Icons of Photography: Art Kane

Art Kane was born Arthur Kanofsky on April 9, 1925, into a Bronx world of refugees from Czarist pogroms. He grew up fascinated by snakes and escaped to Manhattan as soon as he could. “Life is downtown, man, not uptown,” he said. “Nothing but immobility uptown. Downtown is action and yellow-haired beauties.” He studied at Cooper Union college and joined Seventeen magazine as art director – the youngest in the country. Mentored by Harper’s Bazaar’s Alexey Brodovitch – the Russian-in-Manhattan who also tutored Diane Arbus, Irving Penn, Robert Frank, Eve Arnold and Garry Winogrand – he became one of the great commercial photographers who emerged in the urbanity of post-war New York, struggling and finding a way to express themselves in the unforgiving, cash-focussed, pleasantry-free worlds of advertising and magazines. “Like the sun,” said his friend Andy Warhol, “Art beams his eye straight at his subject, and what he sees, he pictures.” Yet he is now almost forgotten.

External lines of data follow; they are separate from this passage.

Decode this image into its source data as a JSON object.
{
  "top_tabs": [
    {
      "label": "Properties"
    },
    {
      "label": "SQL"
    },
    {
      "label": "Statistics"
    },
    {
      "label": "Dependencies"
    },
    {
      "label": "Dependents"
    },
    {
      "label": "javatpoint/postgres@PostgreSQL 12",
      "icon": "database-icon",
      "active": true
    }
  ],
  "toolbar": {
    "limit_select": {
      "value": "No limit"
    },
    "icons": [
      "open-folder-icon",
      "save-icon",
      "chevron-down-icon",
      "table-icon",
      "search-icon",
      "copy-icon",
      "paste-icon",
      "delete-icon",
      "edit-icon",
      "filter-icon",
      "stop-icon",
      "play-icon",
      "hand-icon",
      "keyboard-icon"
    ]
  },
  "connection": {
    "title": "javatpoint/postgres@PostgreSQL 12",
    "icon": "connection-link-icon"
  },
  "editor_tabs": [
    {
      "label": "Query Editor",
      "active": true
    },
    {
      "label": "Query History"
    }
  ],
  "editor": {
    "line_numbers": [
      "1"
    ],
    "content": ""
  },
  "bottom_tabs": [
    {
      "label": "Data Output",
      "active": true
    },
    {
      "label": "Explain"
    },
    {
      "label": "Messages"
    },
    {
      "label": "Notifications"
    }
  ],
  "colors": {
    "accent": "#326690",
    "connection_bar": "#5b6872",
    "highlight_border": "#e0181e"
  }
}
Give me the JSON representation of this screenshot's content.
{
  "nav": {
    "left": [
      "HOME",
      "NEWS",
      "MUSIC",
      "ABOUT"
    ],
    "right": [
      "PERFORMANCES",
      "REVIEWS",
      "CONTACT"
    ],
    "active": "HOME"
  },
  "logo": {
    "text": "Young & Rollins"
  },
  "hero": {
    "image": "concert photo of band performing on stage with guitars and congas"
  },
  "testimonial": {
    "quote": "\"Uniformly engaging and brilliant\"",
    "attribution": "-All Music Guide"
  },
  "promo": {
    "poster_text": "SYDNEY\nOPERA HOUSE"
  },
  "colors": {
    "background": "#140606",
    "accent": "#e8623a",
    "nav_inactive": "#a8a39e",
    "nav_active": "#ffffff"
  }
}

Except, that is, for one photograph. This is the paradox at the centre of Kane and his work: his most famous picture is not only a typical, it was also his first professional assignment, for Esquire magazine in 1958. Certainly, he never took another one like it again. And, while it’s an undeniably great picture, it’s not actually a very good one. Or rather, its qualities are not aesthetic or visual but organisational and historical.

Now known as A Great Day in Harlem it’s a shot of 57 (mostly black) jazz musicians, outdoors, on a big set of stairs. It’s the subject of a 1994 documentary film and it’s the McGuffin of the Spielberg movie, The Terminal. But it’s not Art Kane. It’s documentary, whereas he was a dramatist and fabulist. “Reality never lives up to itself visually for me,” he said.

It’s black and white while he worked almost exclusively – and lusciously – in colour. It’s dull technically, in direct contrast to most of his work. In the early 1960s he made pictures which prefigured digital manipulation. By layering two or more Kodachrome transparencies, he created ‘sandwich’ images. Venice seeming to sink into the sea. Christ in an electric chair. A young man’s face behind a metal gate – an elegant, dramatic image for a story on the civil rights struggle.

Further, the Harlem picture is flat and wide and distant, while Kane loved – pioneered, even – the 21mm lens and its violent, disturbing closeness. “Edit out the little and ugly and emphasise the big and heroic,” he said. (It’s hard not to suspect that the lens and its extreme depth of field chimed with the turbulence of Kane’s internal state – he was bipolar.) Actually, there is one thing about the Harlem photograph that is typically Kane: the lighting. While his images were highly wrought, he rarely used artificial light. “It’s the only medium we have to work with,” he said of natural light. “In a sense, it’s God.” He flew Louis Armstrong to the desert for one shot, chasing the sun as it fell from the early evening sky. He tooka model to Cornwall, for a beach and a sky, then flipped the picture so it looked like she was flying, producing an image so exciting and powerful the New York Times did a Photo-shopped update in 2009 – a copy, a warm homage, only not as clear and vibrant as the original, made‘naturally’ in the camera and in the print lab.

On second thoughts, that picture also points to something else distinctively Kane about his Harlem shot – the lengths he would go for a photograph. Bringing together all those jazzers on one day, that’s a real Kane feat. He took Sonny and Cher underwater. He put Cream on a railway track. “I can’t shoot realistically. I need devices to break away from what we think is normal vision.” He killed a dove for peace. Well, had it killed for a picture – to represent the death of peace. (His ideas and images were often simple and sometimes simplistic. That’s the – freely-entered – Faustian pact of working in the mass market.)

He shot campaigns for just about everything, all the essentials of mid-20th century magazine and ad life, anyway. Cigarettes: Marlboro, Virginia Slims, Gitanes. Beer: Heineken, Löwenbräu. Cars: Volvo, Saab, Volkswagen. Airlines: United, TWA, American, Eastern, British Airways. He did fashion, commercially and editorially. He directed TV commercials. And he was ‘corporate design director’ for Penthouse-Viva International – a year spent making soft porn into art. Well, trying to.

He lived the life. Apartment in lower midtown Manhattan, country house in the Catskill mountains, studio above Carnegie Hall. Three marriages, three children. He wrote songs, lyrics, plays. He cast himself in one of his own cigarette ads, in a brown leather suit.

He died on February 21, 1995. He’d shot himself, on an ex-wife’s front lawn.